Si darà vita inoltre al convegno sull’arte e la personalità del musicista, « “Tender
Warrior”: l’eredità musicale di Eric Dolphy a 40 anni dalla morte ». Vi prenderanno parte
musicisti, studiosi, giornalisti e organizzatori provenienti da tutto il mondo. Il musicista,
giornalista e scrittore americano Mike Zwerin ha collaborato con Dolphy nell’ambito
dell’Orchestra USA, una pionieristica iniziativa che presentava concerti di musica
contemporanea e di jazz; l’intervento di Zwerin sarà centrato su questa esperienza diretta di
lavoro comune. Alan Saul gestisce il sito web più ricco e documentato su Dolphy, e
riassumerà le conoscenze sulle registrazioni audio e video della sua musica, presentando
anche filmati rari o inediti; Graham Connah, pianista californiano che si è in particolare
dedicato alla musica di Dolphy presentandola in concerto con il suo gruppo, esaminerà
analiticamente l’importanza delle sue composizioni; Gérard Rouy, giornalista e fotografo
francese, ha appositamente raccolto una serie di testimonianze di musicisti di jazz
contemporanei sull’impatto che ha su di loro avuto la musica di Dolphy; Paul Karting,
l’organizzatore della tournée olandese del 1964 durante la quale Dolphy incise “Last Date”

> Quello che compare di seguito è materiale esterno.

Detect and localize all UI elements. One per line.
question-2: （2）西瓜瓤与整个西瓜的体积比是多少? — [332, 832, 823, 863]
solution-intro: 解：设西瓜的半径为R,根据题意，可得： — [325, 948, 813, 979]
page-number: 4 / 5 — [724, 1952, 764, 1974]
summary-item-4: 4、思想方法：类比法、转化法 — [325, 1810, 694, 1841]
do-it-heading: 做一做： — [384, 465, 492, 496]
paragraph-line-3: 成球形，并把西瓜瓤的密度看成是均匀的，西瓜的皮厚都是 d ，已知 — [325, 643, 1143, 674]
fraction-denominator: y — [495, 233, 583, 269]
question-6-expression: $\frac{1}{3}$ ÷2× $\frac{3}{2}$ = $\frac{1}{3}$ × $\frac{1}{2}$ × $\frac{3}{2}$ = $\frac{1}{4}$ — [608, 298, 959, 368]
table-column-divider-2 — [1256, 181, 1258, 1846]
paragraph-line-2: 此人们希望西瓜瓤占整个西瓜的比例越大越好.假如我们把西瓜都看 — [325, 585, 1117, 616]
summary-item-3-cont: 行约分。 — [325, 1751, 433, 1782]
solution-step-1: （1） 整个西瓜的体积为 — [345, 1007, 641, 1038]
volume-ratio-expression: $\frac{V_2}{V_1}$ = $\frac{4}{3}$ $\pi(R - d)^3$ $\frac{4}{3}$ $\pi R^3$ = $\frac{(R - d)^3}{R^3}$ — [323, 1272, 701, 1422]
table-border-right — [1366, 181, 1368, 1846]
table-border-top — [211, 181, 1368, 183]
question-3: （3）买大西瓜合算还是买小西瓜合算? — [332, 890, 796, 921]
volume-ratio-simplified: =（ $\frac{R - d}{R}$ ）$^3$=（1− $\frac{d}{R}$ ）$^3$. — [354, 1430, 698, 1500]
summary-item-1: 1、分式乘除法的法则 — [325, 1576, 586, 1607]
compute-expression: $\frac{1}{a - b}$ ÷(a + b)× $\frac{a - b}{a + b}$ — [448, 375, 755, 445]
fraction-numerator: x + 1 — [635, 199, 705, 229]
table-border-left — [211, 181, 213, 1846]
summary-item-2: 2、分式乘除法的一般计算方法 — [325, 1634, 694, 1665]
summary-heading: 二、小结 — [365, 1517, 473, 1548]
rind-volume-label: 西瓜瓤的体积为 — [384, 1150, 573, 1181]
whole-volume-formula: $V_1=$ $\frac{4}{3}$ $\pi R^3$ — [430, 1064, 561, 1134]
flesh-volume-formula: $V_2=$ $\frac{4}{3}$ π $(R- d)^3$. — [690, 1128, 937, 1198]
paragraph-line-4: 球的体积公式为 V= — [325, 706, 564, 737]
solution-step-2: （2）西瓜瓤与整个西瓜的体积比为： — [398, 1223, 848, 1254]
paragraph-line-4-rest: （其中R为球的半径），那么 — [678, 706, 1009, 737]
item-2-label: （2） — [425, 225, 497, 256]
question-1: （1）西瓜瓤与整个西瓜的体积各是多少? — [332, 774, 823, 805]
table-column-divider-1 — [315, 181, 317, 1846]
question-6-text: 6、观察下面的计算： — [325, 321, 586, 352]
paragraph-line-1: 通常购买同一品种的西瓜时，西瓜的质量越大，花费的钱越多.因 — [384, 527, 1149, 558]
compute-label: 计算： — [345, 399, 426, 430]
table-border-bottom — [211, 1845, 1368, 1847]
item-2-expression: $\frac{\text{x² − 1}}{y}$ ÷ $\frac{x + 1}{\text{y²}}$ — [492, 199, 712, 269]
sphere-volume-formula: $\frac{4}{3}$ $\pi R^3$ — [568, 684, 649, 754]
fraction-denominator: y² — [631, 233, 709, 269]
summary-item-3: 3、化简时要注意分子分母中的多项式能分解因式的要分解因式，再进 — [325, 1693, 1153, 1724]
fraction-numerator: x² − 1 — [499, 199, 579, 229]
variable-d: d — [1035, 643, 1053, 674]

presenterà informazioni complete su quel periodo, e al convegno interverranno anche Misha
Mengelberg e Han Bennink, che con Dolphy suonarono in quiell’occasione. Infine il
giornalista italiano Claudio Sessa, che ha dedicato specifica attenzione a Dolphy in una
serie di articoli su Musica Jazz, dedicherà il suo intervento all’influenza di Dolphy sulle
avanguardie della musica afroamericana, da Albert Ayler ai musicisti dell’AACM.
L’incontro sarà concluso da una tavola rotonda di sintesi tra tutti gli i relatori coordinata da
Francesco Martinelli, cui il Festival ha affidato la realizzazione dell’iniziativa.